Untuk merealisasikan peran desa dalam perencanaan desa inklusif dan pembiayaan program pembangunan secara berkelanjutan, UU Desa mengamanatkan Dana Desa yang bersumber dari APBN, APBD, Dana Bagi Hasil Pajak dan memberi kewenangan kepada desa untuk mengembangkan Pendapatan Asli Desa yang terdiri dari hasil usaha, pengelolaan aset, swadaya dan partisipasi, gotong royong, dan lain-lain pendapatan asli Desa. Hal ini membuka peluang bagi desa untuk mengembangkan Badan Usaha Milik Desa (BUM Desa) dan bentuk pelayanan desa lainnya yang berkontribusi pada meningkatnay pendapatan desa.
Dalam proses perumusan perencanaan pembangunan desa, lembaga-lembaga desa akan mendapat dukungan dari kader desa dari pihak desa dan pendamping desa yang professional dari pihak luar desa.
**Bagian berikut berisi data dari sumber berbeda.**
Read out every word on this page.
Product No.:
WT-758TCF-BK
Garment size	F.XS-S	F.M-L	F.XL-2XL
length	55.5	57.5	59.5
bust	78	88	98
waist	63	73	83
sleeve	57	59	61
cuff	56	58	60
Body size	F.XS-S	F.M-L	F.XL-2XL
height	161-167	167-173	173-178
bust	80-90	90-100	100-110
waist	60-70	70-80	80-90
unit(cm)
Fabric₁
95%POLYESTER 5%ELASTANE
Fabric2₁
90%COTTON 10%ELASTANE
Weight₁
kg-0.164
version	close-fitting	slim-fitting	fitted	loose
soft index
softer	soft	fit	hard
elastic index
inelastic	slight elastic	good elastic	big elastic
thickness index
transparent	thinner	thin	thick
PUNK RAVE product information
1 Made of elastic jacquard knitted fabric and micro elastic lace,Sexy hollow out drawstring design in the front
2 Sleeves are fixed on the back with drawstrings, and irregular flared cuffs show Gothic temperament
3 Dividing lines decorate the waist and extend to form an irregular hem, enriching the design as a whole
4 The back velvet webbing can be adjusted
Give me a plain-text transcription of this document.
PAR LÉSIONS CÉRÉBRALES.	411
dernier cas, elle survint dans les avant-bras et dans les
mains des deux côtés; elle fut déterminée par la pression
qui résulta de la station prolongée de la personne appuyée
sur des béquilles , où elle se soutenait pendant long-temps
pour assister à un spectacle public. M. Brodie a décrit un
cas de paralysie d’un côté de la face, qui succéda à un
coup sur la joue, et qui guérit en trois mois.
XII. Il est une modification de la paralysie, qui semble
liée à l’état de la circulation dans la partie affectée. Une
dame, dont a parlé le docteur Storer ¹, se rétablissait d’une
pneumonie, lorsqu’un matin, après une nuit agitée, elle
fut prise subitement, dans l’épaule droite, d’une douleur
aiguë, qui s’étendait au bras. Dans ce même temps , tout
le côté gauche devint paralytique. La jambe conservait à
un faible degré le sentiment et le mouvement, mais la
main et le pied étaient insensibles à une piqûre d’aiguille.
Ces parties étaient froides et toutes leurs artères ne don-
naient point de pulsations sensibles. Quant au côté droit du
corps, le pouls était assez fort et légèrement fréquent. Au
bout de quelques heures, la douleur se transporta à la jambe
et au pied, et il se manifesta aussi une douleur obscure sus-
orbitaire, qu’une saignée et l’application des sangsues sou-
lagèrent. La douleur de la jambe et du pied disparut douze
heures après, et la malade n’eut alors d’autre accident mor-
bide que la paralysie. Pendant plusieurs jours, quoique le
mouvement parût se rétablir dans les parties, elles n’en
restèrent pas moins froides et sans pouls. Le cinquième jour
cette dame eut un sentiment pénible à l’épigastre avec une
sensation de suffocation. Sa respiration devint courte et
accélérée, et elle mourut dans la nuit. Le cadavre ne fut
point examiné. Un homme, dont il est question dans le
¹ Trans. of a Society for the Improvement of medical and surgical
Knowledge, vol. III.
Tetapi di sisi lain, masyarakat desa berhak meminta dan mendapatkan informasi dari Pemerintah Desa serta mengawasi kegiatan penyelenggaraan Pemerintahan Desa, pelaksanaan Pembangunan Desa, pembinaan kemasyarakatan Desa, dan pemberdayaan masyarakat Desa (Pasal 68, ayat 1, huruf a).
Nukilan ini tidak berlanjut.